Amazon Kindle MatchBook Goes Live

A chance to revisit traditional book purchases from the past

Amazon today started offering its Kindle MatchBook service to customers in the United States, allowing them to inexpensively upgrade from some paper-based books they purchased in the past to Kindle e-book versions. This bridging of physical and virtual products is a unique strength of Amazon, and Kindle MatchBook is the firm's second major initiative of this type.

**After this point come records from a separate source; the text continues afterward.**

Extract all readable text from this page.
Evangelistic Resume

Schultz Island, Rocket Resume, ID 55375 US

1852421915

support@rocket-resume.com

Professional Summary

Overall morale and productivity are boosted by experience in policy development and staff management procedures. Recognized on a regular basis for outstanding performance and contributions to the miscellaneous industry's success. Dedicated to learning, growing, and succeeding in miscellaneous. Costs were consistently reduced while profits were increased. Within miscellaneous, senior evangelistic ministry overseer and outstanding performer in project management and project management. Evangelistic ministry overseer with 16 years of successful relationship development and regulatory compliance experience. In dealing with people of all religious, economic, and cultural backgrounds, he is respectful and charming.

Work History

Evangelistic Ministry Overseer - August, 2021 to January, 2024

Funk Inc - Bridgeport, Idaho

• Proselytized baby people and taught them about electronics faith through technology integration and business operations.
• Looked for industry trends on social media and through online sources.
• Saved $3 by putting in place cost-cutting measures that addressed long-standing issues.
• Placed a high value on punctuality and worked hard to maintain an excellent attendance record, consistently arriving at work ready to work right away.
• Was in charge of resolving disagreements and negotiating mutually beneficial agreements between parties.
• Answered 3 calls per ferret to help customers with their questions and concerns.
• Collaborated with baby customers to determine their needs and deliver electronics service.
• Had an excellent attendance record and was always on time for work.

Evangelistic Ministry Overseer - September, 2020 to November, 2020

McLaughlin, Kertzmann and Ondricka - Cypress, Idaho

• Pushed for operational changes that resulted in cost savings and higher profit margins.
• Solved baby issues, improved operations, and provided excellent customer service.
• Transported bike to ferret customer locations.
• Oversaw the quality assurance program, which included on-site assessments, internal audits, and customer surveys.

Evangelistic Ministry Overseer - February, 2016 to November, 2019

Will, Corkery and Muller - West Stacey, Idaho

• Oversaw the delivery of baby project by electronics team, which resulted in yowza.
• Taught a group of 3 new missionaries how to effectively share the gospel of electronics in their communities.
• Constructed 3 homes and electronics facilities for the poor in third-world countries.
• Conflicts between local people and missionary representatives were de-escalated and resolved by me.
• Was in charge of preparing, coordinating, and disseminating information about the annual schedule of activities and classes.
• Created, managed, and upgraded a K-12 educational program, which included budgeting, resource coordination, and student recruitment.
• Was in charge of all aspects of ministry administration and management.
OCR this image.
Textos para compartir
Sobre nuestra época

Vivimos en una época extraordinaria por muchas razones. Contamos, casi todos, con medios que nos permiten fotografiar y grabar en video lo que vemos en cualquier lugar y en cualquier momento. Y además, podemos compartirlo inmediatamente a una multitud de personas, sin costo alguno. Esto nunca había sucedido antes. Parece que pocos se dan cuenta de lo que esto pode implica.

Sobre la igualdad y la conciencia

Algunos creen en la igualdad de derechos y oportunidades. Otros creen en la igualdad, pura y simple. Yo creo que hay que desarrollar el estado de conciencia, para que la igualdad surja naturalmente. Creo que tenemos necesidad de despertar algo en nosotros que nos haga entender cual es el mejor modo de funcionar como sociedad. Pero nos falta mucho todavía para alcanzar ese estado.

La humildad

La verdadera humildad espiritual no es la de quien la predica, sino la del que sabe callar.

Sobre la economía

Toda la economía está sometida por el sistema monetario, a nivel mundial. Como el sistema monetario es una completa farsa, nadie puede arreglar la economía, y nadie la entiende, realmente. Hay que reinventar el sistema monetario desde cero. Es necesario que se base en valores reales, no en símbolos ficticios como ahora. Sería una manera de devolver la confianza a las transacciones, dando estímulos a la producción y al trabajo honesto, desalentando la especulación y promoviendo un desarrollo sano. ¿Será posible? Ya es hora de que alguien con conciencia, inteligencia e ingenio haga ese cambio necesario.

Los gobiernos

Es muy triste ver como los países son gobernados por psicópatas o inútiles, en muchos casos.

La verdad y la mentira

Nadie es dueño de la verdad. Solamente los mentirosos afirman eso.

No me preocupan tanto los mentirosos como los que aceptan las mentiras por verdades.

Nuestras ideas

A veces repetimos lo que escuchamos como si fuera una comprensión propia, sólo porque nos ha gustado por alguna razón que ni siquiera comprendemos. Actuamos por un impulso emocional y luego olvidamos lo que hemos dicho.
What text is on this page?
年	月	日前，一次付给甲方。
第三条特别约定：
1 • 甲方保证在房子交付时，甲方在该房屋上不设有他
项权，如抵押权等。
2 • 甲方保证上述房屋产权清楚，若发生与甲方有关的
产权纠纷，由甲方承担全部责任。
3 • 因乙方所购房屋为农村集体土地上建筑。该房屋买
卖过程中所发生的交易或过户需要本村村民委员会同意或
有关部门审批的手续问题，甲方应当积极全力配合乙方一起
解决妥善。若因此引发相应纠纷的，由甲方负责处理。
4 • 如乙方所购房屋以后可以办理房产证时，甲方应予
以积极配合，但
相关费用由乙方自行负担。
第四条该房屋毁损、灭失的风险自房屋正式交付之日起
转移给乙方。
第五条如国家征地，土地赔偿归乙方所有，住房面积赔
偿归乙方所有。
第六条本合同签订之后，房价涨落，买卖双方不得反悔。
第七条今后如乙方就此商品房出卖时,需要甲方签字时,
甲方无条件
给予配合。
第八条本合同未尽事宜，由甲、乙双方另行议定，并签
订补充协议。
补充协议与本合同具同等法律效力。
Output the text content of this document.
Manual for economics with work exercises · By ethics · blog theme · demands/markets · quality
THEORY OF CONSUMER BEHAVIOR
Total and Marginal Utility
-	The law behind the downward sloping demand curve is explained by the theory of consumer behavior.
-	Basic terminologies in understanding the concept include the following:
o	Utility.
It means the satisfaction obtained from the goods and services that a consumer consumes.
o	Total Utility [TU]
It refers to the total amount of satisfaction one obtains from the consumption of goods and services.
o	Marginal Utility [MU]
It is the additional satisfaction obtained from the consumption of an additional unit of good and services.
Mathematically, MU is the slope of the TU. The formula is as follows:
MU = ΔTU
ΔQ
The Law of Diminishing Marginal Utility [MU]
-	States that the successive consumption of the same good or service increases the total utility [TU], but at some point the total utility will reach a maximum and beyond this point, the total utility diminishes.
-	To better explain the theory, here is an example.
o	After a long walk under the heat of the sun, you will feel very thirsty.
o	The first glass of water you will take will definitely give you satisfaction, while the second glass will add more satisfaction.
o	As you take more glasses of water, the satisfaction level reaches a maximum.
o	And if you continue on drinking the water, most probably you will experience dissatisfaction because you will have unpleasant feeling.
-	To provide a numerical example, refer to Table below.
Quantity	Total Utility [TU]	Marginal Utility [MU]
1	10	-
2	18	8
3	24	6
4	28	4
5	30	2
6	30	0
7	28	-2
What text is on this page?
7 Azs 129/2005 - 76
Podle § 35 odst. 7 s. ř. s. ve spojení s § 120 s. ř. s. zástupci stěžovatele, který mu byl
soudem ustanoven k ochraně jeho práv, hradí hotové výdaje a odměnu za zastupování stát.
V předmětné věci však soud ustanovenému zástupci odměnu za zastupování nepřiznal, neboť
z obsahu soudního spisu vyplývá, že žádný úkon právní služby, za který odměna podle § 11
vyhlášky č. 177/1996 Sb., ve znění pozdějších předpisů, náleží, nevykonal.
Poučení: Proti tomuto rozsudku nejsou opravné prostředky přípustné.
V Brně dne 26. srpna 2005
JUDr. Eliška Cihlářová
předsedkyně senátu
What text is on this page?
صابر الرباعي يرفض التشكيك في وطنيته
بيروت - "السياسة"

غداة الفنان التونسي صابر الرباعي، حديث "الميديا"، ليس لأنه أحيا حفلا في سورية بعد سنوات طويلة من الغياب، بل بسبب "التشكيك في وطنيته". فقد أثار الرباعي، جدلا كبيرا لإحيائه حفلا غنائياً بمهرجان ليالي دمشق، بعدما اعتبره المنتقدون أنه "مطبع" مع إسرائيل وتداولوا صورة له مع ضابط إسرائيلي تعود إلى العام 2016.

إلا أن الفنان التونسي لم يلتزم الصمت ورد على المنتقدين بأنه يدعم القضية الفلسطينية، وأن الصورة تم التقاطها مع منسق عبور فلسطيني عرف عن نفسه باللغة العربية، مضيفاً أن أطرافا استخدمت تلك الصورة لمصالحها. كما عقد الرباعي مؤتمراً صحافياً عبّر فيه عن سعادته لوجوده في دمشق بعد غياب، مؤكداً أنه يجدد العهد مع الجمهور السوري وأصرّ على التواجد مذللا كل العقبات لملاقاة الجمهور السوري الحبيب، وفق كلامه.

As you might imagine, Kindle MatchBook requires publisher participation, so the number of books you see from your own account will vary wildly. (And international users will need to wait longer because of the differences in book licensing from country to country.) But the idea is solid: Some of the books you purchased over the years from Amazon in traditional paper-based form can now be repurchased in Kindle format, and very cheaply: The prices range from free (allegedly) to $2.99.

In my own Kindle MatchBook list, I see 13 titles. 11 of them are priced at $2.99 and two are priced at $1.99. It's easy to see how old the purchases over—Amazon says they can be p to 18 years old—and my oldest on the list is from September 2000: In the Beginning ... was the Command Line by Neal Stephenson.  (Humorously, one of them is one of my own books, Windows XP Home Networking. It's not clear why I purchased it, but I did, on November 29, 2004.)

Of the books I see in my own list, I'll probably snag all five Neal Stephenson books I see on there at a total cost of about $17. But I'm curious to see what's added in the future too. According to Amazon, HarperCollins, Macmillan, Houghton Mifflin Harcourt, Amazon Publishing, Wiley, Chronicle Books, and Marvel are all on board currently.

Kindle MatchBook follows in the footsteps of AutoRip, which provides free MP3 versions of music you purchase (new or in the past) in CD form from Amazon. When that service went live, the selection I saw there was a little more personally embarrassing, but I recently used this service for a new purchase recently, unexpectedly, because a favorite band released a new CD/DVD combo and I wanted both the music and the concert video.

As noted, this is a unique Amazon strength: Apple, Google, and Microsoft also offer digital music (and in the case of Apple and Google, e-books) but neither has the years-long physical goods/customer relationship that Amazon does. Amazon also offers other hybrid physical/virtual services, like Amazon Prime, a yearly subscription which offers two-day shipping on virtually everything Amazon sells; subscribers also get free access to Amazon's Netflix-like Prime Instant Video service.